As autonomous driving technologies envelope the automotive field, the need to incorporate the next-generation of advanced sensors and systems creates a new set of problems for designers.
That’s according to Australian-born BMW designer Calvin Luk, speaking to media at the launch of the 2018 BMW X3 who admitted the technology required to make autonomous driving a reality is creating new design challenges.
At the moment, semi-autonomous functions like adaptive cruise control and emergency braking systems use a combination of radars, ultrasonic sensors and stereo cameras to detect cars in front and read line markings in the road.
Before the move to more advanced systems that allow drivers to hand over complete control of the car for extended periods of time, more complex sensory technologies including complex 360-degree Lidar scanners and additional cameras will need to be added.
Luk concedes the huge array of equipment is presenting problems for designers to integrate them neatly without compromising style and aerodynamics while ensuring they operate correctly in a wide variety of conditions.
But he sees that as a challenge where designers work even closer with engineers in the future.
"I think with any radar system it presents a new avenue for problem solving," he told TMR.
"It’s no good having a car, from a design standpoint, where we can’t integrate the functions without making it look super cool. We’re always going back and forth between engineering and design trying to find the best position from both sides.”
"The Germans are very precise about their engineering strengths, and problems like the vision angle of the radar and how does that affect its functionality, can it capture all the information it needs, and how can I integrate it into the design without compromising its performance – that is our next challenge.”
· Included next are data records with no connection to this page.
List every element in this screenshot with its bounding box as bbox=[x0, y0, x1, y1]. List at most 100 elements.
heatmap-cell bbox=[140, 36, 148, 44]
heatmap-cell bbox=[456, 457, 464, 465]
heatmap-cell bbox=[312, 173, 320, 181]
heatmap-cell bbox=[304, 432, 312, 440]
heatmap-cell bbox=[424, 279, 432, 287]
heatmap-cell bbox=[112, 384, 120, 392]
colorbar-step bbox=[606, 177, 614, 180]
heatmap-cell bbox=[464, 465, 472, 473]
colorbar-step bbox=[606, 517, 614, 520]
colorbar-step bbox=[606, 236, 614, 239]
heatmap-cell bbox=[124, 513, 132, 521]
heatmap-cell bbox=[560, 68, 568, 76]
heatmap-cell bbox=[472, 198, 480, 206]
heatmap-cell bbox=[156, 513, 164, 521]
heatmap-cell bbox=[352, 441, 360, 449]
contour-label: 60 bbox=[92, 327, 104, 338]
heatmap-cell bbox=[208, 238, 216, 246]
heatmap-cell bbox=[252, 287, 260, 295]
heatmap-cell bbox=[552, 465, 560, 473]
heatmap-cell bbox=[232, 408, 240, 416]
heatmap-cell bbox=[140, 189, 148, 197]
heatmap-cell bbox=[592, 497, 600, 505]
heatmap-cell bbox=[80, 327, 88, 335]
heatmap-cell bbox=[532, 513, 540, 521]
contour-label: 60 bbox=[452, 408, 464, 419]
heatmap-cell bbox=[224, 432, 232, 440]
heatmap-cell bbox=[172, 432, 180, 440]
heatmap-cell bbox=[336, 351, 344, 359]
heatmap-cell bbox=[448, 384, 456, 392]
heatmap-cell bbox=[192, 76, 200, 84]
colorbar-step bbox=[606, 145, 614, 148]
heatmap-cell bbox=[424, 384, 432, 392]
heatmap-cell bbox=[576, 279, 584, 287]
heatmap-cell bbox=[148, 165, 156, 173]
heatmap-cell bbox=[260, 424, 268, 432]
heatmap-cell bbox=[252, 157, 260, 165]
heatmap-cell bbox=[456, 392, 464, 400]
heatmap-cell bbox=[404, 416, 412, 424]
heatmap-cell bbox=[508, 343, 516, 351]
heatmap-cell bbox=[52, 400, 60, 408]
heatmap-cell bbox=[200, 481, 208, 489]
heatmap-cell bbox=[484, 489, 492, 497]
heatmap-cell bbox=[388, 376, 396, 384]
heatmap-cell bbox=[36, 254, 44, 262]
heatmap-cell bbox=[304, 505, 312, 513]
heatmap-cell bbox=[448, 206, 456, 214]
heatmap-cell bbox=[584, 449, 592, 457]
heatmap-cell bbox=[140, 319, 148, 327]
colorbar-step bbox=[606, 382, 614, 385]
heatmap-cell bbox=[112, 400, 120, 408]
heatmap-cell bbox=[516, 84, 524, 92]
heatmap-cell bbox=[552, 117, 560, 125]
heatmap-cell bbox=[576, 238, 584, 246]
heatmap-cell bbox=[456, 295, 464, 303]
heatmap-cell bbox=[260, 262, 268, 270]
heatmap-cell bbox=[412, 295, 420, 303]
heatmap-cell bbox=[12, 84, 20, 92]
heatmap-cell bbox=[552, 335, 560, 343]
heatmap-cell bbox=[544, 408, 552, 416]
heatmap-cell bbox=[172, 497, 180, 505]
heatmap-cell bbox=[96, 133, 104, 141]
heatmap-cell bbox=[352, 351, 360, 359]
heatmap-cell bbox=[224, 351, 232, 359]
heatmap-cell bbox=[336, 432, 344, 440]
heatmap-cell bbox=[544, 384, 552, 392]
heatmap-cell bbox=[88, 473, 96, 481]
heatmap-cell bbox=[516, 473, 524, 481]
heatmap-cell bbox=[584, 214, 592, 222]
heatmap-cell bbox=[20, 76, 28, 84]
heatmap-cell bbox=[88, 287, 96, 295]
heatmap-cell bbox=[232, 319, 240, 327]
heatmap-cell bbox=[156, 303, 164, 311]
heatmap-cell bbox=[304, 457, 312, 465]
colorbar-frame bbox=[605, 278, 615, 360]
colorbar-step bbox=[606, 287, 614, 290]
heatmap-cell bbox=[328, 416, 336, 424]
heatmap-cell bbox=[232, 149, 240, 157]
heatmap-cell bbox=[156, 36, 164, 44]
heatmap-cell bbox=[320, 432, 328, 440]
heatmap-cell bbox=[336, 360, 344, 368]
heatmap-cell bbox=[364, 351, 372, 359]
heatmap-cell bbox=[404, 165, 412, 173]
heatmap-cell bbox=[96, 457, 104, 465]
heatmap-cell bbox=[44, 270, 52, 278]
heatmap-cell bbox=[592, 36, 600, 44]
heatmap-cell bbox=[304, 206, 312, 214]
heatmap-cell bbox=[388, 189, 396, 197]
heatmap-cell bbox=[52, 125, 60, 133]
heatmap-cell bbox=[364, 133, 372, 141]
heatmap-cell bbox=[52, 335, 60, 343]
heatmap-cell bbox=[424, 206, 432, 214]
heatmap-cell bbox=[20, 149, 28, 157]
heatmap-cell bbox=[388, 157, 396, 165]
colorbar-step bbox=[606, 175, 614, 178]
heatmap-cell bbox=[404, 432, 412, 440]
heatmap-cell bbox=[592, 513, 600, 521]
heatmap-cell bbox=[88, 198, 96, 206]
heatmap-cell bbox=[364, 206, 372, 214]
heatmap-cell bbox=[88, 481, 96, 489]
"We take all of that into account. We’re going to make it look good, and perhaps they can become a design element."
While integrating the additional equipment into new vehicles in a way that is both functional and pleasing to the eye is one challenge, Luk also sees a huge opportunity within emerging future technologies that could potentially allow vehicles to change shape and colour depending on their driving status.
BMW showcased this thinking with its Next 100 concept car as part of its centennial celebrations earlier this year.
"I think it will be a huge change in design," he said.
"BMW’s heart and soul is in the joy of driving, so it will be interesting how we play with those elements between the autonomous functionality and the driving character of the car. I think the 100 Year show car addresses that in some regard.”
"But anything is possible - The car could come alive through its surfaces. It's an exciting time to be involved in car design."